When I first saw this film, I saw it as a fun fish-out-of -water film. Here was Mitch, a guy from the city with a good job, a good wife and a decent life and he finds himself wanting something more in life. Soon he finds himself on an adventure that he is not suited for and eventually finds himself in that journey. To me, as a kid, it was a sappy story that happened to be funny and, oddly enduring.
As I grew older I began to realize that this is the story of every guy who approaches middle age, we begin to doubt ourselves and the people we have become. We all end up facing that moment at some point in our lives and it is how you handle it that matters. For Mitch and it’s friends, it is a grant adventure, for me, who knows. Maybe this blog is just the start of something bigger in the future.
Okay, you like this film, but is it really a ‘good film’?
This is one of Billy Crystal’s finest films, Monsters Inc notwithstanding and it holds up brilliantly even after 27 years. Everyone in the cast is fantastic and appear to really be having a blast during the filming of the movie. There is one actor in the film that really stands out and that is Jack Palance in the role of Curly.
Curly is the trail boss and the cowboy of cowboys. He is tough, surly and an honorable man determined to fulfill this last cattle drive. Throughout the film he appears as the voice of reason and the guide for all of the city slicking people accompanying the him on the journey. Jack Palance has always come across as the quintessential man’s man and, in this film he is no different. He comes across as one to fear and one to obey but, he is also one that will take care of you no matter what the cost.
As I re-watch this film I am also reminded of the context of a book I am currently reading. The book is by Mark Manson and is called The Subtle Art of Not Giving a F*ck. (It’s a brilliant book that I will likely do a review on at some point.) In the book, Mark mentions that we tend to want what others have when we see just how nice their lives appear while ignoring the struggle those people went through to get where they are. We tend to forget just how good our lives are in our pursuit of making them better, we want a better car, a better computer, a better tv, better sex, we constantly want better even when we already have good.
In the film, each of the characters are looking for something in their life when they already have a life that would be the envy of most anyone else, but they don’t seem to appreciate what they have. As they journey through their vacation on the cattle drive, they soon find that everything they need is right where they left it.
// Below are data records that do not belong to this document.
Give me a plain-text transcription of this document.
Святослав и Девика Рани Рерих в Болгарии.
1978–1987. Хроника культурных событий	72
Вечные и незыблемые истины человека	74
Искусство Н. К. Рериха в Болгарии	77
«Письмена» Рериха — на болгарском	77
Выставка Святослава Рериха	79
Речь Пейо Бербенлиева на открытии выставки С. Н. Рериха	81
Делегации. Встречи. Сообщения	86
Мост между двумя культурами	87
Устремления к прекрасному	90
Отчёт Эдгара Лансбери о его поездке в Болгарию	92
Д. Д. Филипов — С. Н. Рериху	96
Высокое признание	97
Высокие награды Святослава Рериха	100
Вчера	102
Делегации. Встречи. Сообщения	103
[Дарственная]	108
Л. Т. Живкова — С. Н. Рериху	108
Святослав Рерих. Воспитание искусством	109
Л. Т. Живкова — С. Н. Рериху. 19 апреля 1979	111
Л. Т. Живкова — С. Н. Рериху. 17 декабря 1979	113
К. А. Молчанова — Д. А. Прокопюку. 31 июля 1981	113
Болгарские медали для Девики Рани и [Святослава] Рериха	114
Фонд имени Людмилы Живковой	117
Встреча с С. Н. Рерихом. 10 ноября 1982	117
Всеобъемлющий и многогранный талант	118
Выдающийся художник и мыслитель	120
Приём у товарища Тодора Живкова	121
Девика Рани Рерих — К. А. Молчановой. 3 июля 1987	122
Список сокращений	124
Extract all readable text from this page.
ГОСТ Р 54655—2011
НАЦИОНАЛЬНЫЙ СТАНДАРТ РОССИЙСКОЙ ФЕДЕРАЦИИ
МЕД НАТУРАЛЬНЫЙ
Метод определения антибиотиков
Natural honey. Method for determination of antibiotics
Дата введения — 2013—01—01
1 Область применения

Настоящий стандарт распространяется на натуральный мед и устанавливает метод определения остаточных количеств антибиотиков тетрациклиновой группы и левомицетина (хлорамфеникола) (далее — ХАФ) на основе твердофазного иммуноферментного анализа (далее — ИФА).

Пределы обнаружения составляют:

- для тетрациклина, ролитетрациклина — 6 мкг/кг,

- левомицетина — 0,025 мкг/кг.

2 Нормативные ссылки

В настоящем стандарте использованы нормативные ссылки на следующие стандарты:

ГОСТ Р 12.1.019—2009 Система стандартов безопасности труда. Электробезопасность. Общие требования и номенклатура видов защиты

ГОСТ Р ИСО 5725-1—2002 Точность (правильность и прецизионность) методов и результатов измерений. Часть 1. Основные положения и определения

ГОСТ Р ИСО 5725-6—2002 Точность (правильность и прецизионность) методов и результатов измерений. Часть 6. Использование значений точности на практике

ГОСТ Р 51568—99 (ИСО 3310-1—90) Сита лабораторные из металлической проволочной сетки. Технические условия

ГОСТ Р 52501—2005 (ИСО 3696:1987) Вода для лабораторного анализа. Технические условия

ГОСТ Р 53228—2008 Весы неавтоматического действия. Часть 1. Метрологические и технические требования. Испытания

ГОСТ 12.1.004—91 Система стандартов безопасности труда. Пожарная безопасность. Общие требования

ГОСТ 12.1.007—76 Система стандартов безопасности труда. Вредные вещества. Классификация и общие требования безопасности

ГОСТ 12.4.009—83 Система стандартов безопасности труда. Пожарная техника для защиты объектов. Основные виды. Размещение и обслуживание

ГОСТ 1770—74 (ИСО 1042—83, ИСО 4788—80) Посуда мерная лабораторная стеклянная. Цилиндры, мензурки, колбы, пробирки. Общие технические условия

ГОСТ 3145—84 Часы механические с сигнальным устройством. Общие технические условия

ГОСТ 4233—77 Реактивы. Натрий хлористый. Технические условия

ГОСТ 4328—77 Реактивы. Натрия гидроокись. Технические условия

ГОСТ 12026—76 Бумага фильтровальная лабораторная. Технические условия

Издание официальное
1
It’s amazing how we perceive everyone else in our lives, the movie stars on the big screen, the sports stars who make millions, the corporate executives on their personal yachts, but we don’t recognize the struggles they had to get into those positions. I think Curly says it best in the film with a simple exchange with Mitch.
Curly: Do you know what the secret of life is?
Curly: This. (holds up a finger)
Mitch: Your finger?
Curly: One thing. Just one thing. You stick to that and the rest don’t mean shit.
Mitch: But, what is the “one thing?”
Curly: (smiles) That’s what you have to figure out.
Until I rewatched this film for this review, I had forgotten about that little nugget of wisdom. I couldn’t have known just how pertinent it would be some twenty-seven years later.
Interesting fact the nickname Curly is short for the title Curly Wolf. In the old west, to call someone ‘Curly Wolf’ was a sign of both fear and respect. By definition it means they are a real tough, dangerous man. Pretty cool little subtle reference for a film like this. The writers really did their research.
OK, where do I get this movie?
At the time of this writing you can grab a copy here for around $7 bucks. You can also, of course, grab a copy digitally. If you loved this film, there happens to be a sequel called City Slickers 2: The Legend of Curly’s Gold. It is in fact a pretty decent sequel to be honest.